“We expect him here any minute,” Vance replied. “Sergeant Heath has sent two of his men to fetch him.”
The hunchback’s eyebrows lifted. “Ah! So Sperling is being forcibly brought back.” He pyramided his spatulate fingers and inspected them musingly. Then he slowly lifted his eyes to Vance. “You asked me if I saw Robin and Sperling in the archery-room.—Yes; they came down-stairs just as I was going.”
Vance leaned back and stretched his legs before him.
“Did you get the impression, Mr.
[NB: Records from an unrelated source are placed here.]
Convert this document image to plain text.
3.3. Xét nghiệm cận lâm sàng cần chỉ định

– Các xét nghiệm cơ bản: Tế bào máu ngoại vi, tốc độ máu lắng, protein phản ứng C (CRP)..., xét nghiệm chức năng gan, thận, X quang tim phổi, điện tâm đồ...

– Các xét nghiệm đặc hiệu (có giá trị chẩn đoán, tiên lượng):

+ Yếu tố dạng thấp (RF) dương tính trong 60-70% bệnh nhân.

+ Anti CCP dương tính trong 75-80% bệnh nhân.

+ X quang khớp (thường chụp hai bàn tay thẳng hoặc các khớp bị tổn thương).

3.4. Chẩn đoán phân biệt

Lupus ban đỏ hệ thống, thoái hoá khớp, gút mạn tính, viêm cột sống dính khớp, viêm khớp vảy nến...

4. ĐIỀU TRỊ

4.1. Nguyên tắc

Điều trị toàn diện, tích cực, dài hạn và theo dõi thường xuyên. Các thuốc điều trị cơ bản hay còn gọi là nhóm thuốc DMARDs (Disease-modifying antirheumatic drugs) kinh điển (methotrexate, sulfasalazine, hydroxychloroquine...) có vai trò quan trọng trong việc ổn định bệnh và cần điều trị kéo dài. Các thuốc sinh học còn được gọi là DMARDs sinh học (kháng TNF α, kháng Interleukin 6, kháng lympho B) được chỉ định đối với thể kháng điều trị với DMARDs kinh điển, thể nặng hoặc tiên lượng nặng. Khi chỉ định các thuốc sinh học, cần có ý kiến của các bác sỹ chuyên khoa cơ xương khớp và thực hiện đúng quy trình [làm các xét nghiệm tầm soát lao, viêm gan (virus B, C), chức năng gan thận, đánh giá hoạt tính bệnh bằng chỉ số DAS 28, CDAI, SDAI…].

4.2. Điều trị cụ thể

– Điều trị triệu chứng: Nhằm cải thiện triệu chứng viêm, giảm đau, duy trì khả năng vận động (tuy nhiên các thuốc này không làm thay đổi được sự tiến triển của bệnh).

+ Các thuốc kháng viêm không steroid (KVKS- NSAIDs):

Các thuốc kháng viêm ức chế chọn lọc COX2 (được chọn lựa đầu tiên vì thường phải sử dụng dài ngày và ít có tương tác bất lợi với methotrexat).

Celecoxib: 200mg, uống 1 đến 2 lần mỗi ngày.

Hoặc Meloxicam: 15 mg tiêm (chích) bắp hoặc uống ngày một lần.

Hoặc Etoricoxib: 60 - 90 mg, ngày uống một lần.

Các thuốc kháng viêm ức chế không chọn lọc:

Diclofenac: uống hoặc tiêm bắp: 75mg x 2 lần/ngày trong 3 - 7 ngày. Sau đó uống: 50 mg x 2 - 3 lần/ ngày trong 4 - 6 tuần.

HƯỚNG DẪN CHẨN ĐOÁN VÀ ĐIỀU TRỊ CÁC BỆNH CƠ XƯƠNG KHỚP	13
Drukker, that they had—as we euphemistically say—been having words?”
The man considered this question for several moments.
“Now that you mention it,” he said at length, “I do recall that there seemed to be a coolness between them. I wouldn’t, however, care to be too categorical on that point. You see, I left the room almost immediately after they entered.”
“You went out the basement door, I think you said, and thence through the wall gate into 75th Street. Is that correct?”
For a moment Drukker seemed loath to answer; but he replied with an effort at unconcern.
“Quite. I thought I’d take a stroll along the river before going back to work. I went to the Drive, then up the bridle path, and turned into the park at 79th Street.”
Heath, with his habitual suspicion of all statements made to the police, put the next question.